Whether editing genomes or eliminating viruses, Cas9 cutting is directed by guide RNAs. The guide RNAs found in bacteria must pair with a separate RNA known as the tracrRNA.
An unexpected discovery
The tracrRNA was thought to only pair with guide RNAs coming from the antiviral system. However, the Würzburg scientists discovered the tracrRNA was pairing with other RNAs, turning them into direct RNAs.
When we searched for RNAs binding to Cas9 in our model organism Campylobacter, we surprisingly found that we detected not only guide RNAs, but also other RNA fragments in the cell that looked like guide RNAs. The tracrRNA was pairing with these RNAs, resulting in “non-canonical” guide RNAs that could direct DNA cutting by Cas9.”
Cynthia Sharma, Chair, Molecular Infection Biology II, Institute of Molecular Infection Biology
Sharma is also a spokesperson of the Research Center for Infection Diseases (ZINF) at JMU. The LEOPARD diagnostic platform builds with this discovery. “We figured out how to reprogram the tracrRNAs to decide which RNAs become guide RNAs,” says Beisel.

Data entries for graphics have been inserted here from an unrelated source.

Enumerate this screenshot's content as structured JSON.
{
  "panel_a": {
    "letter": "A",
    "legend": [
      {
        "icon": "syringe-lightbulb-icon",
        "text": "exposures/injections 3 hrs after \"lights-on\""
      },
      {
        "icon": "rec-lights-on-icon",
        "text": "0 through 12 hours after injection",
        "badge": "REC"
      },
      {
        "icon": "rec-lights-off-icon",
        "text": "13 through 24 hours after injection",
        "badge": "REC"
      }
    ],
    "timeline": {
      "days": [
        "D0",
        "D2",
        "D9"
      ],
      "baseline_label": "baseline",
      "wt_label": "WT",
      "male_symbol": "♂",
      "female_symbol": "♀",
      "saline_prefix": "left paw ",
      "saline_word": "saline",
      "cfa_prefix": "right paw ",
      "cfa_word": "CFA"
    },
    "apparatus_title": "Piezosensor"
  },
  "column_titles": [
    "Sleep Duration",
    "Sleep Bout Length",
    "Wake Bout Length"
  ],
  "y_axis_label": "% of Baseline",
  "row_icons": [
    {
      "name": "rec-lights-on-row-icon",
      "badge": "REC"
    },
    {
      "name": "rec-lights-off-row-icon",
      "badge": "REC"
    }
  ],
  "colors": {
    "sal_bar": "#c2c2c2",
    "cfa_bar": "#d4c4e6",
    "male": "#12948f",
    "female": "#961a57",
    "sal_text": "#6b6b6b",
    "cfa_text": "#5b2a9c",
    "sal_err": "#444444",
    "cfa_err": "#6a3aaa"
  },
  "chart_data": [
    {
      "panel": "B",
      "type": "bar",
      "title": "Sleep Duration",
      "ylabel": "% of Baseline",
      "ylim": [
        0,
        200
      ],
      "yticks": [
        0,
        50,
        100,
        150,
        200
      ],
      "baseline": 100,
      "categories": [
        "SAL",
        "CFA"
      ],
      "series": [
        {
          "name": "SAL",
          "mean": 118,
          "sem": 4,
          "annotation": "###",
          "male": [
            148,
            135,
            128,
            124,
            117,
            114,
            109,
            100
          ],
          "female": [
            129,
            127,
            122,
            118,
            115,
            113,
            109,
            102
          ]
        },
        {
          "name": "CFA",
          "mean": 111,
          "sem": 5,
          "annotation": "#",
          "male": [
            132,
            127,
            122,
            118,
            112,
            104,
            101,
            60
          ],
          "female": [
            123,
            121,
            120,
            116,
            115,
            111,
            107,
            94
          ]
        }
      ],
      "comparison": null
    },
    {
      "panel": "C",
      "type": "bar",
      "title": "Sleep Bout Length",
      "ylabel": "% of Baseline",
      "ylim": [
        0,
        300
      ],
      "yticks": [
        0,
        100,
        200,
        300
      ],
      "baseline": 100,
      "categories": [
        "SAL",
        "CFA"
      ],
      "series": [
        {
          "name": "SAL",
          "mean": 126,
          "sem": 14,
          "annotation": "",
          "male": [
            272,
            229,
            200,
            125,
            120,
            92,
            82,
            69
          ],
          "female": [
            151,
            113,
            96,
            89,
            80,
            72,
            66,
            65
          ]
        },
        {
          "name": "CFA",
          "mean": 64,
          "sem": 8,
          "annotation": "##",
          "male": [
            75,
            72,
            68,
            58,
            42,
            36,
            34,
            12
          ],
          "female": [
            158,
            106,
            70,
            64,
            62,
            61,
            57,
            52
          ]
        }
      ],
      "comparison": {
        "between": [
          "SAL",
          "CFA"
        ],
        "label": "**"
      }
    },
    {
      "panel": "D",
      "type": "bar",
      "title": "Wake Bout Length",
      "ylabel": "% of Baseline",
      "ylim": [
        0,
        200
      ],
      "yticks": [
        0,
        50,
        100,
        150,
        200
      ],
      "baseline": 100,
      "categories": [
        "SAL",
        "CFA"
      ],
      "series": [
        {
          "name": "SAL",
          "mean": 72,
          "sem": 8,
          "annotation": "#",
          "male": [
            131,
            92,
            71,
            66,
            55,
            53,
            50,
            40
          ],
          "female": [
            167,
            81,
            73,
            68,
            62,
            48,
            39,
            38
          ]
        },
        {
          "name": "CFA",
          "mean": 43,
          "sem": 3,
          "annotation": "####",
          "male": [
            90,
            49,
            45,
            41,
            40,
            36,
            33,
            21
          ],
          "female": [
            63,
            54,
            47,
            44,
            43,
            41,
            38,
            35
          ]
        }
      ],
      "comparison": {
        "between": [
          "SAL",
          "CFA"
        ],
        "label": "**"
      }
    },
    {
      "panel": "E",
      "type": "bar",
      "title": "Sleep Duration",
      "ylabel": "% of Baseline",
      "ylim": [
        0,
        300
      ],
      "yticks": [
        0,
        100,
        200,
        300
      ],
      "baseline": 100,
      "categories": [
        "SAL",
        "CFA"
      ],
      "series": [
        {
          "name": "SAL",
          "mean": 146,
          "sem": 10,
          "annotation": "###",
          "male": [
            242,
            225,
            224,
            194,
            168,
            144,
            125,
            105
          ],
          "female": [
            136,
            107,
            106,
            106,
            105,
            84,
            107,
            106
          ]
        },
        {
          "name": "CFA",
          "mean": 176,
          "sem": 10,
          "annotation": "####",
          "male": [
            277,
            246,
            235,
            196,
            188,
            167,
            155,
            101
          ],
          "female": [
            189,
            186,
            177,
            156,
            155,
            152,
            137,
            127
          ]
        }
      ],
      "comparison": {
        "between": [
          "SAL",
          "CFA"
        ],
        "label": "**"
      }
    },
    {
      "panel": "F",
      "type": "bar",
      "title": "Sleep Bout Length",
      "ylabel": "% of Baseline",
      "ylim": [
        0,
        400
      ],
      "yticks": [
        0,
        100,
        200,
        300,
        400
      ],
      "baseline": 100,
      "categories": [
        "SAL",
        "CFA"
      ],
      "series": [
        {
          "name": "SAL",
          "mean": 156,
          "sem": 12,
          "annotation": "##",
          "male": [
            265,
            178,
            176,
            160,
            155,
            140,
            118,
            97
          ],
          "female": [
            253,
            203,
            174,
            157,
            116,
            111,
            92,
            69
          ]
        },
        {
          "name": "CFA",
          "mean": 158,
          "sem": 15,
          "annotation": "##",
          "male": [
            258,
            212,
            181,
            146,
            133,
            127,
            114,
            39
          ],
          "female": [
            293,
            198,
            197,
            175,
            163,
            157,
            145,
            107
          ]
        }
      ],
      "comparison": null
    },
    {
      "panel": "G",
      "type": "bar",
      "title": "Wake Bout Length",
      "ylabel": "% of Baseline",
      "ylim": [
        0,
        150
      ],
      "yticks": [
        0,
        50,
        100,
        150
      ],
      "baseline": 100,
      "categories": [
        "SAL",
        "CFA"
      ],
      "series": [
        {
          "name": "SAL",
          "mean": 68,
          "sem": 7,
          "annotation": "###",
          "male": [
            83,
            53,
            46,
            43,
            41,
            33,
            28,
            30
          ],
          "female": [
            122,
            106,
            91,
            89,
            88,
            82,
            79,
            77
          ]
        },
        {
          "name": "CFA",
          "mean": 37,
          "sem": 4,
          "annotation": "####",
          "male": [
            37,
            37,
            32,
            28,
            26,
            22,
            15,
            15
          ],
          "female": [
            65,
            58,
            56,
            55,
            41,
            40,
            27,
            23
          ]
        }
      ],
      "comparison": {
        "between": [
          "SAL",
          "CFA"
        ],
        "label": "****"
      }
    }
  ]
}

“By monitoring a set of matching DNAs, we can determine which RNAs were present in a sample based on which DNAs get cut. As part of this ongoing pandemic, LEOPARD could enable a doctor to figure out if the patient is infected with SARS-CoV-2, if it’s a special variant, and whether the sample was properly taken or needs to be replicated –all in one test.”
Later on, LEOPARD’s performance could dwarf even multiplexed PCR tests and other methods.
“The work highlights the fantastic collaborative and interdisciplinary research taking place here in Würzburg,” says Jörg Vogel, manager of IMIB and HIRI, a joint centre of JMU with the Helmholtz Center for Infection Research in Braunschweig. “LEOPARD impressively demonstrates that we are able to cover the complete spectrum of complementary cutting-edge study in Würzburg, from the essentials of RNA research to clinical applications”
Jiao, C., et al. (2021) Noncanonical crRNAs derived from host transcripts enable multiplexable RNA detection by Cas9. Science. doi.org/10.1126/science.abe7106.